In 1967, Dean founded a mail-order business, Touching Leaves Indian Crafts, through which she sold the traditional clothing of the Lenape and other items. Dean received awards for her craftwork, and in recognition of her work to promote the traditional ways of her Lenape people. These included commendations from the Oklahoma House of Representatives and the Governors of Oklahoma, Delaware, and Pennsylvania, and a Fellowship Award from the Archaeological Society of New Jersey.[5]
In 1972, Dean participated in the Delaware Indian Symposium, which brought together scholars and tribal members from Oklahoma and Canada.

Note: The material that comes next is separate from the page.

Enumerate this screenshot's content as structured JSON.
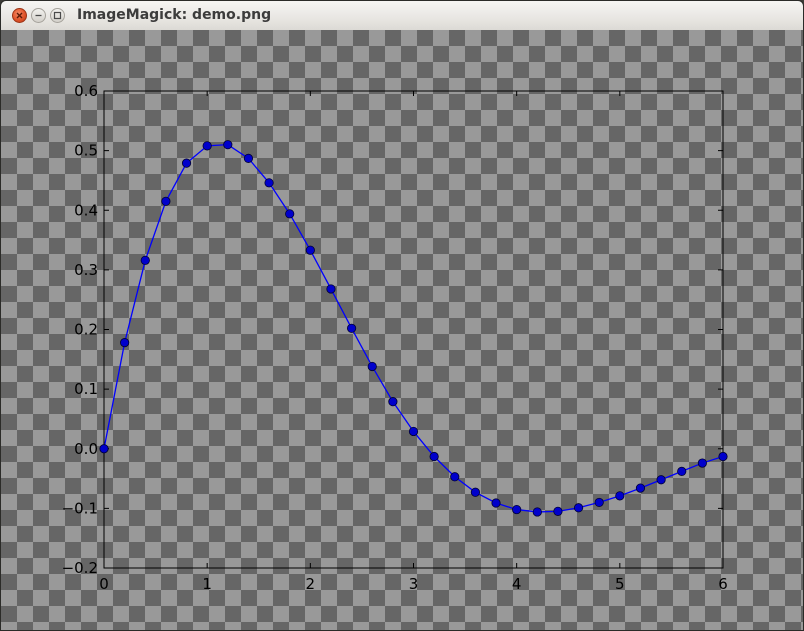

She also presented at another Delaware cultural gathering in 1981.[6]
In the later part of her life, Dean divided her time between artwork, working with students who came to her home to study, lecturing at universities, working at museums demonstrating Lenape artwork, working at different universities as a resource person, and preparing educational material for sale through her business.
Oklahoma governor George Nigh declared Dean an Oklahoma Ambassador of Good Will.[7]
The year after her death, Dean's husband donated seeds of Lenape Blue Corn to the U.S. Department of Agriculture, a variety of corn cultivated by the Lenape that was brought west by Dean's mother.[8]
Dean created material including four Lenape Language Lessons; these sound recordings, as well as others made with Dean and other Lenape elders during the twentieth century, have been digitized to provide the voices of the Lenape Talking Dictionary, a project funded by the National Science Foundation.[9] Dean's brother Edward Leonard Thompson (1904–2002) was the last living native speaker of Unami in the United States.[6]
Dean died on November 29, 1984[6] and is buried in the Delaware Indian Cemetery in Dewey, Oklahoma.